Tue, Sep 13, 2011 Ottawa ON

The use cases may be similar to the Redlands PD, however, the functions are not. The MPA products are built around the inherent security features of RIM products, as well as the specific functionality to access law enforcement (LE) information systems. MPA, though, does not offer something that is entirely unique: read http://xwave.com/key_industries/industry.aspx?IdKey=3&IdPage=50. The interesting features presented @ CACP 2011 are the in-vehicle integration. Also, using the RIM infrastructure and PIN capabilities, you are mitigating the use of the civilian cell network, which in itself is a resilient piece of critical infrastructure. If you have not heard about BlackBerry PIN. then you may have heard about the hugely popular BlackBerry Messenger (BBM) messaging platform that leverages the PIN feature. Apple just cannot compete with that! This should not be a debate about Apple vs RIM; rather it should be about addressing core policing needs to serve the public.

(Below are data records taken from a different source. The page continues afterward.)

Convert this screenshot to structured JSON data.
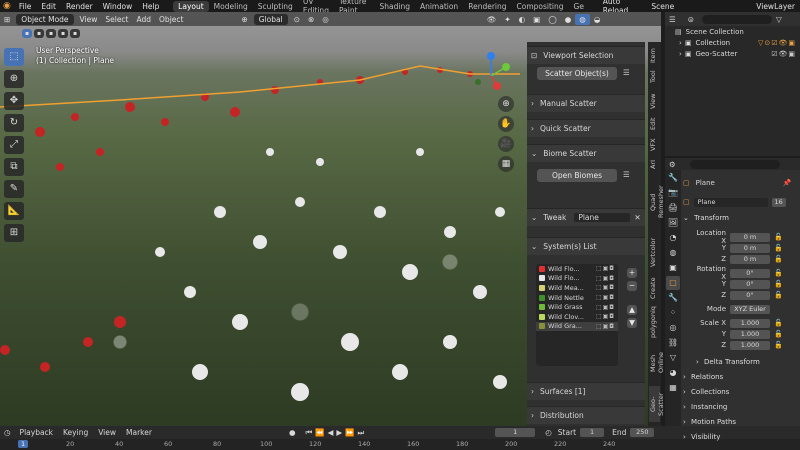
{
  "menubar": {
    "menus": [
      "File",
      "Edit",
      "Render",
      "Window",
      "Help"
    ],
    "workspaces": [
      "Layout",
      "Modeling",
      "Sculpting",
      "UV Editing",
      "Texture Paint",
      "Shading",
      "Animation",
      "Rendering",
      "Compositing",
      "Ge"
    ],
    "active_workspace": "Layout",
    "auto_reload": "Auto Reload",
    "scene": "Scene",
    "view_layer": "ViewLayer"
  },
  "viewport": {
    "mode": "Object Mode",
    "menus": [
      "View",
      "Select",
      "Add",
      "Object"
    ],
    "transform_orientation": "Global",
    "info_line1": "User Perspective",
    "info_line2": "(1) Collection | Plane"
  },
  "scatter_panel": {
    "viewport_selection": "Viewport Selection",
    "scatter_button": "Scatter Object(s)",
    "manual_scatter": "Manual Scatter",
    "quick_scatter": "Quick Scatter",
    "biome_scatter": "Biome Scatter",
    "open_biomes": "Open Biomes",
    "tweak": "Tweak",
    "tweak_object": "Plane",
    "systems_list": "System(s) List",
    "systems": [
      {
        "name": "Wild Flo...",
        "color": "#e03030"
      },
      {
        "name": "Wild Flo...",
        "color": "#e8e8e8"
      },
      {
        "name": "Wild Mea...",
        "color": "#d2d070"
      },
      {
        "name": "Wild Nettle",
        "color": "#3f8f2a"
      },
      {
        "name": "Wild Grass",
        "color": "#6fb83a"
      },
      {
        "name": "Wild Clov...",
        "color": "#b8d860"
      },
      {
        "name": "Wild Gra...",
        "color": "#8a8f3a"
      }
    ],
    "surfaces": "Surfaces [1]",
    "distribution": "Distribution"
  },
  "ntabs": [
    "Item",
    "Tool",
    "View",
    "Edit",
    "VFX",
    "ArI",
    "Quad Remesher",
    "Vertcolor",
    "Create",
    "polygoniq",
    "Mesh Online",
    "Geo-Scatter"
  ],
  "outliner": {
    "scene_collection": "Scene Collection",
    "collection": "Collection",
    "geo_scatter": "Geo-Scatter"
  },
  "properties": {
    "search_placeholder": "",
    "object": "Plane",
    "object_name": "Plane",
    "users": "16",
    "transform": "Transform",
    "location_label": "Location X",
    "location": [
      "0 m",
      "0 m",
      "0 m"
    ],
    "rotation_label": "Rotation X",
    "rotation": [
      "0°",
      "0°",
      "0°"
    ],
    "mode_label": "Mode",
    "mode": "XYZ Euler",
    "scale_label": "Scale X",
    "scale": [
      "1.000",
      "1.000",
      "1.000"
    ],
    "axis_y": "Y",
    "axis_z": "Z",
    "delta_transform": "Delta Transform",
    "relations": "Relations",
    "collections": "Collections",
    "instancing": "Instancing",
    "motion_paths": "Motion Paths",
    "visibility": "Visibility"
  },
  "timeline": {
    "menus": [
      "Playback",
      "Keying",
      "View",
      "Marker"
    ],
    "current_frame": "1",
    "start_label": "Start",
    "start": "1",
    "end_label": "End",
    "end": "250",
    "frame_numbers": [
      "1",
      "20",
      "40",
      "60",
      "80",
      "100",
      "120",
      "140",
      "160",
      "180",
      "200",
      "220",
      "240"
    ]
  },
  "colors": {
    "accent": "#4772b3",
    "panel": "#303030",
    "header": "#1a1a1a"
  }
}
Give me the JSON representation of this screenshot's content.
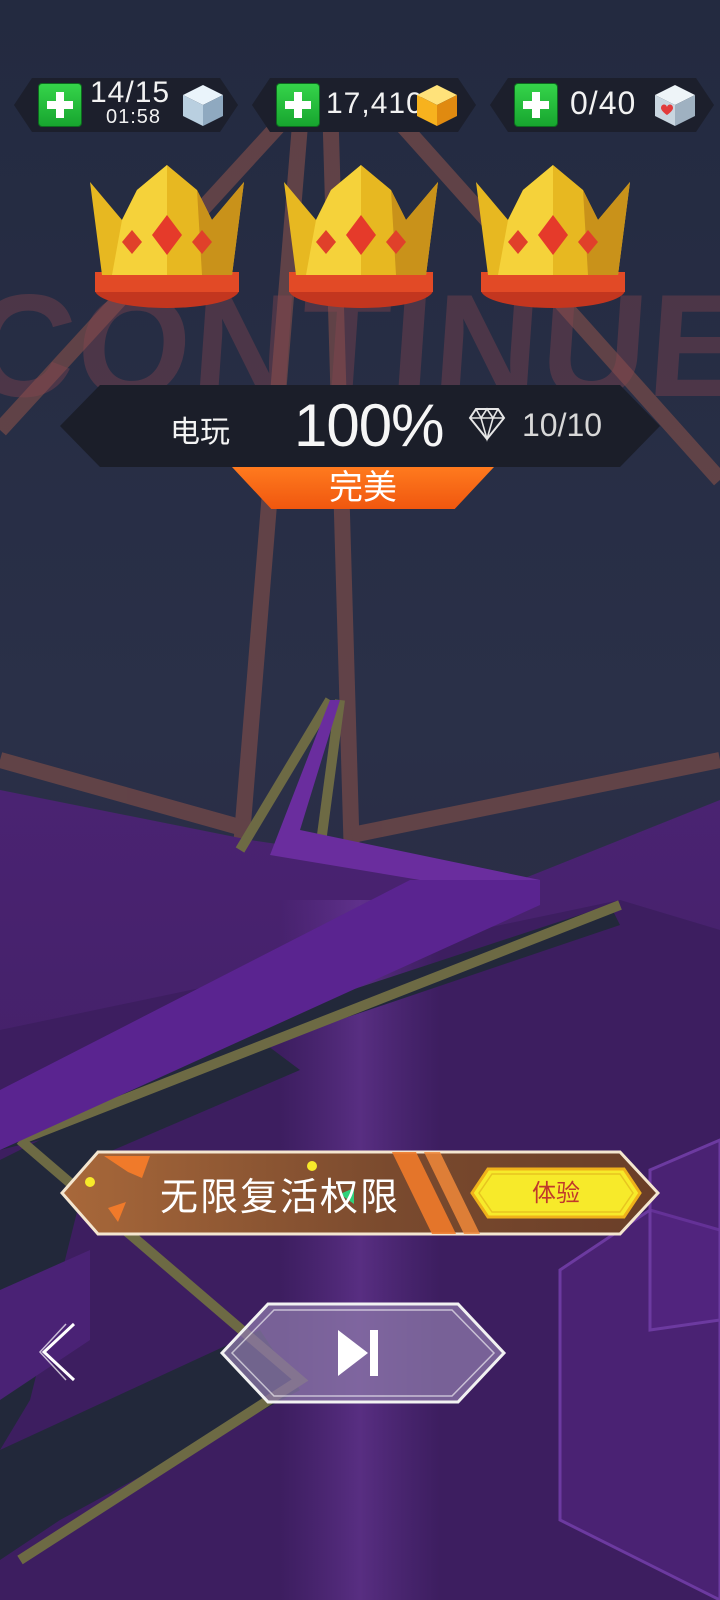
{
  "hud": {
    "energy": {
      "value": "14/15",
      "timer": "01:58",
      "icon": "energy-cube-icon"
    },
    "coins": {
      "value": "17,410",
      "icon": "gold-cube-icon"
    },
    "hearts": {
      "value": "0/40",
      "icon": "heart-cube-icon"
    }
  },
  "background_text": "CONTINUE ?",
  "crowns": {
    "count": 3,
    "earned": 3,
    "icon": "crown-icon"
  },
  "result": {
    "level_name": "电玩",
    "progress": "100%",
    "gem_count": "10/10",
    "gem_icon": "diamond-icon",
    "rating": "完美"
  },
  "promo": {
    "title": "无限复活权限",
    "button_label": "体验"
  },
  "nav": {
    "back_icon": "chevron-left-icon",
    "next_icon": "skip-next-icon"
  },
  "colors": {
    "track_purple": "#5a2a8a",
    "accent_orange": "#f0641a",
    "plus_green": "#22b93a",
    "button_yellow": "#f7ea2a"
  }
}
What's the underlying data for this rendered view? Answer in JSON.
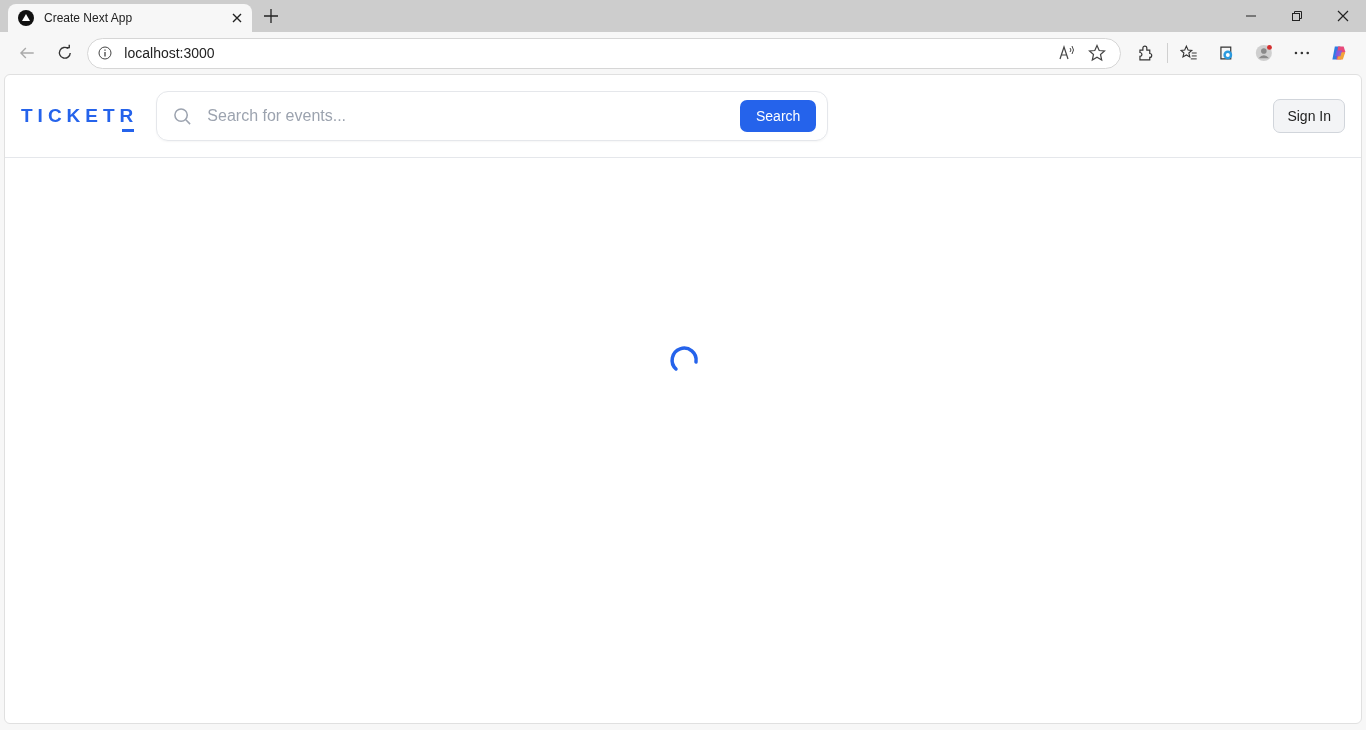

Mon, Aug 29, 2011 Philip Mielke Redlands CA

Identical function and use case with iPads/iPhones. http://www.apple.com/ipad/business/profiles/redlandspd/ http://www.esri.com/library/newsletters/public-safety-log/pslog-summer2011.pdf

Thu, Aug 25, 2011

And how does it call home to Mama back at HQ? Dedicated RF link, or civilian cell phone network? Emergency comms that depend on cell network to be up and running, and not swamped with civilian traffic, have obvious risks.